Homeland – 6×08/09 Alt.Truth & Sock Puppets


Homeland – 6x08/09 Alt.Truth & Sock PuppetsDopo cinque stagioni in cui si sono susseguite variazioni su uno stesso tema principale, per questa sesta per la prima volta Homeland ha una nuova sigla. Si tratta di un segnale abbastanza forte, che infatti rimanda alla discontinuità che caratterizza questa annata rispetto a quelle che l’hanno preceduta.
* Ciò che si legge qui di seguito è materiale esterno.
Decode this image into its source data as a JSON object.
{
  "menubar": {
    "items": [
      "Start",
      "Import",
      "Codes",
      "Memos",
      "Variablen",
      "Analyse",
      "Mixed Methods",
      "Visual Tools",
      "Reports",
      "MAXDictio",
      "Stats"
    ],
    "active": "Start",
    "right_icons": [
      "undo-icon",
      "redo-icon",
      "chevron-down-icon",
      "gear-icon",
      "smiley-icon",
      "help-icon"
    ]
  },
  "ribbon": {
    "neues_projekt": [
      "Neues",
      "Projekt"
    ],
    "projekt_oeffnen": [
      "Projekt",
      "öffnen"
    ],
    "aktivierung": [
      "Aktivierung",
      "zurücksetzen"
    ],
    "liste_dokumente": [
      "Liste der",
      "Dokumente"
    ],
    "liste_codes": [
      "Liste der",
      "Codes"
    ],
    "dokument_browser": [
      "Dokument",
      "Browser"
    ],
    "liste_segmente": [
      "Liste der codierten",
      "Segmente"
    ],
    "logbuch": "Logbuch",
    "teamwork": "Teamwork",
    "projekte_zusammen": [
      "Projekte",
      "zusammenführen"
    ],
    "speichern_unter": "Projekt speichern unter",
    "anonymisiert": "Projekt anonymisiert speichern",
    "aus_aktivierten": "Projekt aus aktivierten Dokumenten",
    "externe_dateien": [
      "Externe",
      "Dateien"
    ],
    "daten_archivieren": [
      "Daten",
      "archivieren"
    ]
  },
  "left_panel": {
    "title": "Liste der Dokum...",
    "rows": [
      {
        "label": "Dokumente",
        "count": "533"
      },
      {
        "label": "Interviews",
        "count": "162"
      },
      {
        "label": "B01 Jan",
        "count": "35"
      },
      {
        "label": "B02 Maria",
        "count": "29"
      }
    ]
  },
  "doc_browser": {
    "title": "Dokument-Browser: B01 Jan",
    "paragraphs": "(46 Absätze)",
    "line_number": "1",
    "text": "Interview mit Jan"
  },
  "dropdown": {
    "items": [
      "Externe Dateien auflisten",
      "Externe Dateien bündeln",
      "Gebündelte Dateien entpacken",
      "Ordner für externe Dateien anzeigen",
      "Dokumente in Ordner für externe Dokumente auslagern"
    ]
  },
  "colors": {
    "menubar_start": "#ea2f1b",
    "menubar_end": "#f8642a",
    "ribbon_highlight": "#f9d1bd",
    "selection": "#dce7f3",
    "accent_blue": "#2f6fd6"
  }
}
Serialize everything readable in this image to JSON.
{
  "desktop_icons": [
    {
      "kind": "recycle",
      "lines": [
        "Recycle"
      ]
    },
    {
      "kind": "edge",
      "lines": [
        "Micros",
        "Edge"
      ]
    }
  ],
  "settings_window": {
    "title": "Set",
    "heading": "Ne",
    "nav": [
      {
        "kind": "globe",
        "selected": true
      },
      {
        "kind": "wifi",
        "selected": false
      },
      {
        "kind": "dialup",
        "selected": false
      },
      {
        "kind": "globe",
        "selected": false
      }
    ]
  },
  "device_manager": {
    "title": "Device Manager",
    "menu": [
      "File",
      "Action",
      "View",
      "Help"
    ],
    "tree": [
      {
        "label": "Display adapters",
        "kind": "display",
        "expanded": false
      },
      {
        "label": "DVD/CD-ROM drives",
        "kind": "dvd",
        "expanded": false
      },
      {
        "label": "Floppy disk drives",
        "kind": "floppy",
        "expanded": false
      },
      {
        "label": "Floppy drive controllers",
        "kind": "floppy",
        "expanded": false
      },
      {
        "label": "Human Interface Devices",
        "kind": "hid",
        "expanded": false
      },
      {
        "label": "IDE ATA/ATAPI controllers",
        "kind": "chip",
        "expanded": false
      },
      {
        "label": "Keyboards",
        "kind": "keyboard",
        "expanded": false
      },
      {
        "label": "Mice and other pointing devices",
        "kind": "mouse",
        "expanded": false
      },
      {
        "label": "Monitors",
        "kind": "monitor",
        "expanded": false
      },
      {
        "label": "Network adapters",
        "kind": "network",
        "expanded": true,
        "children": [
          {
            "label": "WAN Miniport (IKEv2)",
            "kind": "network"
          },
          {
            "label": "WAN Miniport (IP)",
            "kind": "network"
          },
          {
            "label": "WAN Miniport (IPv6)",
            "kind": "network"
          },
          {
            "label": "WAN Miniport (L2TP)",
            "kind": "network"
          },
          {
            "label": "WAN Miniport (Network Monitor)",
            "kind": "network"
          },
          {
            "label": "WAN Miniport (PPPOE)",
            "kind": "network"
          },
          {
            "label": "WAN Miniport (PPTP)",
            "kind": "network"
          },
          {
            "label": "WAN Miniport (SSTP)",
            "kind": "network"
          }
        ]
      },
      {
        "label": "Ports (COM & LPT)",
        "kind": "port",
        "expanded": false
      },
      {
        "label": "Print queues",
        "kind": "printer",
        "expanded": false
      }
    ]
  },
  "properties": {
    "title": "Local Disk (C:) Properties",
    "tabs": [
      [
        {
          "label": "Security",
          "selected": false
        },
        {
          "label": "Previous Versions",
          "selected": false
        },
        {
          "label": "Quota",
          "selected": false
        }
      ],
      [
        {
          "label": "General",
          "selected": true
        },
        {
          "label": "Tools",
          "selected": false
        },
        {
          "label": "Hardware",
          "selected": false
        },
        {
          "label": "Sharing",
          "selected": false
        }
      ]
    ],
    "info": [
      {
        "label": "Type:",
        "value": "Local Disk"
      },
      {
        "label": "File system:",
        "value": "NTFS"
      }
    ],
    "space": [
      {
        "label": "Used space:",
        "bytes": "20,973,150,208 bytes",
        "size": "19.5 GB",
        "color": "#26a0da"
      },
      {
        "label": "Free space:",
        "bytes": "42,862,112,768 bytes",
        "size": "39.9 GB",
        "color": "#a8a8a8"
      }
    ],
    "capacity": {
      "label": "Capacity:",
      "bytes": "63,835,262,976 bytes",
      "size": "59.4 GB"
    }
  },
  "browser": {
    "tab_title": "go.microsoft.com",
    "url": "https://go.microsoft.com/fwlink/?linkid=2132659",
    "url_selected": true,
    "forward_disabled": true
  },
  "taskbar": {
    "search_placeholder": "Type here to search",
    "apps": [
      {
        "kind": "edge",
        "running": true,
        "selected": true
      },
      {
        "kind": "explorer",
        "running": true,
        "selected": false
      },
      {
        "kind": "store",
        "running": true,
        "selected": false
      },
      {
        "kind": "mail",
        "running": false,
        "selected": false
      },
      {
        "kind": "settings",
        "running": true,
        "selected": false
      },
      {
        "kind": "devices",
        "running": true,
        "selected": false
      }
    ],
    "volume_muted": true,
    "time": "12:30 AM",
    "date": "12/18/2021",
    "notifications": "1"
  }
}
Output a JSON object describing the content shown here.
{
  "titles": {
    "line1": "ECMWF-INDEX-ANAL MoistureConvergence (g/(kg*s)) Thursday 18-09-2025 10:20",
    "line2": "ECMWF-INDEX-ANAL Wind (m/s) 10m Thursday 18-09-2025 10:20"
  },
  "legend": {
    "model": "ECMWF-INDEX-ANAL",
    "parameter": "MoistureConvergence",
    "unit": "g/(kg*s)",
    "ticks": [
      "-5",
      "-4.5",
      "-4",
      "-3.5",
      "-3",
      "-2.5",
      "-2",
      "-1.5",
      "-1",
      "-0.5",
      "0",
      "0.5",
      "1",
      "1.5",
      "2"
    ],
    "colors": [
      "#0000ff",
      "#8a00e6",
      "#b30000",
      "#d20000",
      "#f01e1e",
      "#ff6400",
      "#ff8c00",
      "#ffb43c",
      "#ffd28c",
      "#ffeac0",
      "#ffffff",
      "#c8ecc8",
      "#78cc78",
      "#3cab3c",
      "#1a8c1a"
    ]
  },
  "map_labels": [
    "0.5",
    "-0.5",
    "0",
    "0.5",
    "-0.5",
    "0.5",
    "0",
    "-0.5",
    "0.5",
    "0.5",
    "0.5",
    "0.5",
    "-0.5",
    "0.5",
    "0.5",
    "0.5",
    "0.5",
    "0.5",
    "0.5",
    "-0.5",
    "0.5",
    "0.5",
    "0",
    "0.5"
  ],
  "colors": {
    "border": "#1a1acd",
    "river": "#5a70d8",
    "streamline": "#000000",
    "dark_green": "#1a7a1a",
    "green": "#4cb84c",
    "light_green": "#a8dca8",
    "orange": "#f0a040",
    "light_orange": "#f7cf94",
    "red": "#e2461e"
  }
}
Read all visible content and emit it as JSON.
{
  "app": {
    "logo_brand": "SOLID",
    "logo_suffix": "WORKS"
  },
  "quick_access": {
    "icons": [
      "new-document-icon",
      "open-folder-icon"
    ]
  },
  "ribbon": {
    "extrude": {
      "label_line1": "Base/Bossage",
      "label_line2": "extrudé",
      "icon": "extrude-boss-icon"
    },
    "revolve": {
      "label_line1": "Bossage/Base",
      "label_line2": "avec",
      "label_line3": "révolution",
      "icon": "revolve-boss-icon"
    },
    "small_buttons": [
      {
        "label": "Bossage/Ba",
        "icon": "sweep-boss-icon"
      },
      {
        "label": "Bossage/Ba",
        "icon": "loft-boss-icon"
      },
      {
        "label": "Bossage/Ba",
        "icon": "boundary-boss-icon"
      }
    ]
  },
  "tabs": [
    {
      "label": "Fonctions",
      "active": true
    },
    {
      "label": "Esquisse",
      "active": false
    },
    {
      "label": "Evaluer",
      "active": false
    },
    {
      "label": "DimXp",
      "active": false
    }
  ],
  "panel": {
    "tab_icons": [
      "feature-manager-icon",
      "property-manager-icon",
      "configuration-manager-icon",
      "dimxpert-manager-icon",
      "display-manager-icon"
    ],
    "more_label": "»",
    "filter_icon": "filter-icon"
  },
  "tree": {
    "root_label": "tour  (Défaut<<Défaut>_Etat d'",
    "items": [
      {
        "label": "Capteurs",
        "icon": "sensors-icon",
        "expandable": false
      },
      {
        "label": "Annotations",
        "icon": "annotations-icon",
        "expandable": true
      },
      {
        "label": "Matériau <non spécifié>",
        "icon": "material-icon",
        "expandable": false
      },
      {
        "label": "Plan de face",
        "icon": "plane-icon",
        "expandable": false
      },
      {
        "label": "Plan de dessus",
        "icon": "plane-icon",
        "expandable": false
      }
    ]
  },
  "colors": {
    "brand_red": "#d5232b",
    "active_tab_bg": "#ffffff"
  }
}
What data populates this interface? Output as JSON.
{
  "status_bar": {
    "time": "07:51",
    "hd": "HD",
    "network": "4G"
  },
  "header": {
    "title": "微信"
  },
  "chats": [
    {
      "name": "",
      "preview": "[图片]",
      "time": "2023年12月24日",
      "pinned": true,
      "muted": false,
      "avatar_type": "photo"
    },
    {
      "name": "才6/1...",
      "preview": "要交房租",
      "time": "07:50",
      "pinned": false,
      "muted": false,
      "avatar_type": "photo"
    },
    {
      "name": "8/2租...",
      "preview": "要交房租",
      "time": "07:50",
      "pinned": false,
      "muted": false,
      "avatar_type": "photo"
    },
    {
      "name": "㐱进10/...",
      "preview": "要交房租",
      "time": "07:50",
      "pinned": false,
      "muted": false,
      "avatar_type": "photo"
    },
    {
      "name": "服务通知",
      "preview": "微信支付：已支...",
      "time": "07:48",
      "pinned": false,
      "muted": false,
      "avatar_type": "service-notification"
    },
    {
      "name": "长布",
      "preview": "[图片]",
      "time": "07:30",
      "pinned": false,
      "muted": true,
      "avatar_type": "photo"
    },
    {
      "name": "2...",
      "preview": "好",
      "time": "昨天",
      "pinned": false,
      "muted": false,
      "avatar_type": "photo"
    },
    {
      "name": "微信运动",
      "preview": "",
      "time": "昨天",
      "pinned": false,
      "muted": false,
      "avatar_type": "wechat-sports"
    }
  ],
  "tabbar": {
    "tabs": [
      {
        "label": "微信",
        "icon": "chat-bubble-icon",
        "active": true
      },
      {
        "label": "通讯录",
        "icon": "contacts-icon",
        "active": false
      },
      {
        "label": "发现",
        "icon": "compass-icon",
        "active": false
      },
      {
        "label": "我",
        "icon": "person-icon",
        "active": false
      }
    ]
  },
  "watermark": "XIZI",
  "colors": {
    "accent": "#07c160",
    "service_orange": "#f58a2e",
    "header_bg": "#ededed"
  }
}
Il percorso complessivo è molto interessante e per certi versi può essere inquadrato come un progressivo incremento dell’entropia all’interno delle maglie narrative e del parco personaggi della serie. Dallo show di Carrie e Brody si è passati a quello di Carrie e basta (come già suggeriva il tema principale della sigla originaria) e si è arrivati a un racconto che ha per certi versi messo in discussione anche la centralità della protagonista.
Sono stati infatti spiazzanti i primi episodi stagionali, privi di quell’azione e quello scavo nei personaggi che sempre hanno caratterizzato la serie, ma intenti a costruire (seppur a volte in modo zoppicante) un mondo prismatico, fatto di tante facce diverse, in cui Carrie non rappresenta più il fulcro del discorso. Gli episodi otto e nove da questo punto di vista possono già essere inquadrati come un momento di compimento di questo percorso, in cui la compresenza di questioni molto diverse tra loro si impone forse come l’elemento più interessante, che vede uno stratificarsi di livelli che vanno dal più piccolo al più grande: i rapporti personali extra lavorativi (Quinn-Carrie), quelli professionali (Carrie-Saul), la corruzione ai piani alti (Dar Adal), gli equilibri geo-politici (gli accordi Iran-Corea Del Nord) e il ruolo dei media.
A proposito di quest’ultimo punto, non può non lasciare il segno il ritratto del personaggio interpretato da Alex Jones, uno spietato speaker radiofonico, professionista del dossieraggio mediatico e incarnazione impeccabile della macchina del fango. Attraverso la sua figura Homeland ci spinge a riflettere sul fatto che oggi nulla esiste senza i media, nulla sopravvive senza scendere a compromesso con loro e soprattutto che la realtà ormai è polverizzata in favore della rappresentazione realizzata dal sistema dei media.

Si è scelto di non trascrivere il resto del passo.